Ces deux motifs nuisent fondamentalement à toute approche pertinente, véritablement compréhensive, du latin et de la situation critique qu’il traverse. Car la question du latin ne saurait se résumer à des enjeux locaux et par définition limités. S’intéresser au latin, apprendre le latin, connaître le latin, ce n’est rien d’autre que de toucher à ce que Florence Dupont a appelé, d’une expression si juste, l’“altérité incluse” – c’est-à-dire: ce fond de civilisation qui est le nôtre et pourtant s’est transformé au cours des millénaires.

Rome, c’est donc une source, un “fons et origo”, pour reprendre une expression qu’employait Freud. Notre source, la source de notre civilisation, que nous le voulions, ou que nous le refusions. C’est aussi un horizon en apparence extrêmement lointain, où l’on pratiqua encore les sacrifices humains, où l’on faisait dieux des hommes, où le sang nourrissait la grandeur esthétique.

Cette dualité, qui fait la moirure et la richesse du patrimoine romain, est aussi la cause de la dimension particulièrement problématique de son approche.
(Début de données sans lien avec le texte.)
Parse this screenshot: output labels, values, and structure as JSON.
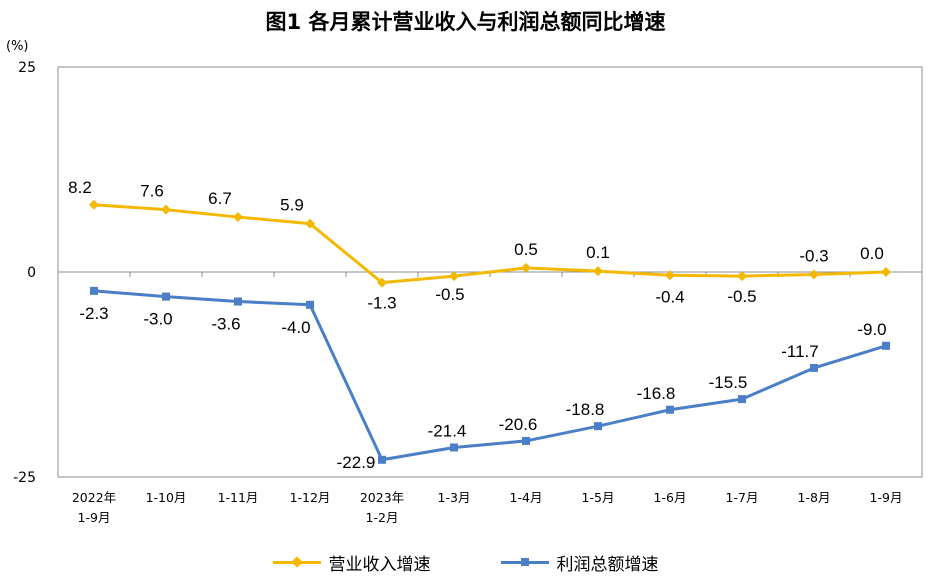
{
  "title": "图1  各月累计营业收入与利润总额同比增速",
  "chart_data": {
    "type": "line",
    "unit_label": "(%)",
    "categories": [
      [
        "2022年",
        "1-9月"
      ],
      [
        "1-10月"
      ],
      [
        "1-11月"
      ],
      [
        "1-12月"
      ],
      [
        "2023年",
        "1-2月"
      ],
      [
        "1-3月"
      ],
      [
        "1-4月"
      ],
      [
        "1-5月"
      ],
      [
        "1-6月"
      ],
      [
        "1-7月"
      ],
      [
        "1-8月"
      ],
      [
        "1-9月"
      ]
    ],
    "ylim": [
      -25,
      25
    ],
    "yticks": [
      {
        "value": 25,
        "label": "25"
      },
      {
        "value": 0,
        "label": "0"
      },
      {
        "value": -25,
        "label": "-25"
      }
    ],
    "grid": false,
    "legend_position": "bottom",
    "series": [
      {
        "name": "营业收入增速",
        "color": "#F5B800",
        "marker": "diamond",
        "values": [
          8.2,
          7.6,
          6.7,
          5.9,
          -1.3,
          -0.5,
          0.5,
          0.1,
          -0.4,
          -0.5,
          -0.3,
          0.0
        ],
        "labels": [
          "8.2",
          "7.6",
          "6.7",
          "5.9",
          "-1.3",
          "-0.5",
          "0.5",
          "0.1",
          "-0.4",
          "-0.5",
          "-0.3",
          "0.0"
        ]
      },
      {
        "name": "利润总额增速",
        "color": "#4A7EC7",
        "marker": "square",
        "values": [
          -2.3,
          -3.0,
          -3.6,
          -4.0,
          -22.9,
          -21.4,
          -20.6,
          -18.8,
          -16.8,
          -15.5,
          -11.7,
          -9.0
        ],
        "labels": [
          "-2.3",
          "-3.0",
          "-3.6",
          "-4.0",
          "-22.9",
          "-21.4",
          "-20.6",
          "-18.8",
          "-16.8",
          "-15.5",
          "-11.7",
          "-9.0"
        ]
      }
    ]
  }
}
Comment faire pour prendre en compte une réalité qui ne peut jamais être fixée? Quand on le prétend nôtre, le latin nous échappe: nous nous fions au style de Cicéron, et voici Erasme. Nous pensons poésie, vient l’épigraphie, ou la numismatique.

Quand on le prétend étranger, apparaît l’ombre de Victor Hugo, de Rimbaud, de Baudelaire, qui tous trois écrivirent des vers latin. Se rend à la barre ce Le Corbusier, qui soutenait, ainsi que le rappellent les éditeurs du volume dans leur préface : “Rome est la perdition de ceux qui ne savent pas beaucoup”.

Décidément, Rome nous échappe en nous appartenant, et, nous appartenant, continue de nous échapper.

Cécilia Suzzoni, professeur au Lycée Henri-IV, et Hubert Aupetit, qui enseigne à Louis-le-Grand, ont compris les problèmes méthodologiques de l’approche du latin, et de sa propagation, bien plus que de sa sauvegarde. Ils ont saisi que l’on ne peut se limiter en parlant d’un monde, et que l’évocation d’un univers doit rendre la complexité, la foisonnante beauté de celui-ci.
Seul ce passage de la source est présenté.